Congratulations on the success of the brochure! I hope you get to celebrate with at least a small holiday. 🙂
LikeLike
What I meant of course (ack, I should be speaking auf Deutsche, nicht wahr?) was to suggest: no guilt! Nice to know your right-brained creative anima is one knock-out blonde who shares a passion for blogging, hmmm? Yes, that’s just my spin. It means whatever you think it means.
But it sometimes helps to take the pressure off of disturbing dreams to look at the people who inhabit them as about you, not about them or about how you feel about them. But I wasn’t sure how to say all that in German and have it make *any* sense…
LikeLike
God, I laughed so hard at this. *All* my erotic dreams run just like this.
LikeLike
Oh, and — congratulations!!! that’s great.
LikeLike
Amazing that you remembered so many details of the dream. The desire to meet and be with a nice, attractive woman.

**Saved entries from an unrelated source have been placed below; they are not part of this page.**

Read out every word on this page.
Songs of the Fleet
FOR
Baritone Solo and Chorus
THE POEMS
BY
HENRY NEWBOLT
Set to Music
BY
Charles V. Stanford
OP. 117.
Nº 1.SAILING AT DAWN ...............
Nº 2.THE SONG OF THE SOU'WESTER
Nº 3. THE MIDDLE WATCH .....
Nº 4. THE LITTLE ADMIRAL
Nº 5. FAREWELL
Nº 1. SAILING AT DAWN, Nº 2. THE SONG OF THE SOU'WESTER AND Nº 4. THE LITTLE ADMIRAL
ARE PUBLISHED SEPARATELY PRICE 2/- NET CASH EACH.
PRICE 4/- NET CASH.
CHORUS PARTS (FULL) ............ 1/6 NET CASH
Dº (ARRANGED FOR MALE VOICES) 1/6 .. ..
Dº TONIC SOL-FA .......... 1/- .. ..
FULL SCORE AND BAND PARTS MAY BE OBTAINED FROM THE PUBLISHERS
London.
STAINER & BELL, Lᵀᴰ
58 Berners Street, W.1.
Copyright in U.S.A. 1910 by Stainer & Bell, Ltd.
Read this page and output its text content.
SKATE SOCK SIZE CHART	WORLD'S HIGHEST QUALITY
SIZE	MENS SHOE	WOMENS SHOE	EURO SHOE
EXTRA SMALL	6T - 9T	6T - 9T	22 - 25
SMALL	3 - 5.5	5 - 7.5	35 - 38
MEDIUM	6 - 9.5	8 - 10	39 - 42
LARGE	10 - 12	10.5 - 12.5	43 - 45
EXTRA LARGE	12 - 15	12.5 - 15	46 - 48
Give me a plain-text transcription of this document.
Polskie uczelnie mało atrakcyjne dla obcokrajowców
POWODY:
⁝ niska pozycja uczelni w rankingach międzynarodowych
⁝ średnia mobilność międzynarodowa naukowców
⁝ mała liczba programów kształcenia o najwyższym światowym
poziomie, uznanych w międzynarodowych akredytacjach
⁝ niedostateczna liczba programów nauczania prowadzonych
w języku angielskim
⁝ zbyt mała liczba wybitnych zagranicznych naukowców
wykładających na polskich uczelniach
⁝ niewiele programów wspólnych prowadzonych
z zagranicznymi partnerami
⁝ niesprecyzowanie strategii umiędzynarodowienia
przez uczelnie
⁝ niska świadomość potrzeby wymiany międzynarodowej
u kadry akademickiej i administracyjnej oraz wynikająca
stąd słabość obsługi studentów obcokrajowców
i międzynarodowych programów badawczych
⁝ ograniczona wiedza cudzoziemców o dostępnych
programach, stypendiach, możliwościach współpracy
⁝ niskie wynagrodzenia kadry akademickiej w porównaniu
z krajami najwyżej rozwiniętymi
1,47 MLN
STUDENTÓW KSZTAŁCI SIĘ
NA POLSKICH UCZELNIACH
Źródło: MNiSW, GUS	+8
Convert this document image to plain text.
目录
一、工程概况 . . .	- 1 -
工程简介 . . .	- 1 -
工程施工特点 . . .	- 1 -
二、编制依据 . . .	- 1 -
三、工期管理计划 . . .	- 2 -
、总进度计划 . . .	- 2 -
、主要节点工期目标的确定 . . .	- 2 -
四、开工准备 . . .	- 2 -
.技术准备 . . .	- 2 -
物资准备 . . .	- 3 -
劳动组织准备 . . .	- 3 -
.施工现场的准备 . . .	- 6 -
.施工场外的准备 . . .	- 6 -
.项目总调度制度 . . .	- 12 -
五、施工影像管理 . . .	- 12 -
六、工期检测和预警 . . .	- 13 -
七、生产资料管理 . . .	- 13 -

The difficulties presented by an uncooperative world out there, by unhappy memories of troubled relationships, by the reality and consequences of sex, by the personal idiosyncracies of one’s own mind, heart and work–the feeling that it will cause the romantic possibility to lead to nothing. I’ve had similar dreams, it must be a universal theme, at least for men!
LikeLike
All my erotic dreams run just like this.
(perk)
Including the tree frogs?
(Great news on the hotel thing, Miguel!)
LikeLike
Congratulations – isn’t it a great feeling when they DON’T start pulling apart your design and instead just say, “Great!” And some celebration your subconscious had! Seems like a dream of desires and your mind’s tendency to immediately see the obstacles/reasons-why-not to me, but I am terrible at figuring out my own dreams, let alone anyone else’s. What’s the tag line – after mentioning all the things that are “priceless” – “for everything else, there’s Master Card”?
LikeLike
Thank you, everyone. Beth, it is great when you can get through a review without being reviewed! Or at least not openly. Nice not to have to find words and inner resources to defend yourself. And nice when someone, especially people who do it for a living and may be already somewhat jaded, is actually moved by something you do. It’s a very warm, contended feeling. Something that I believe work should do for anyone.
LikeLike
Hi, Miguel,
I just KNEW you would do great work – congratulations!!! That´s really wonderful.
And your dreams: they are just as wild as mine are. Like mother, like son, at least sometimes.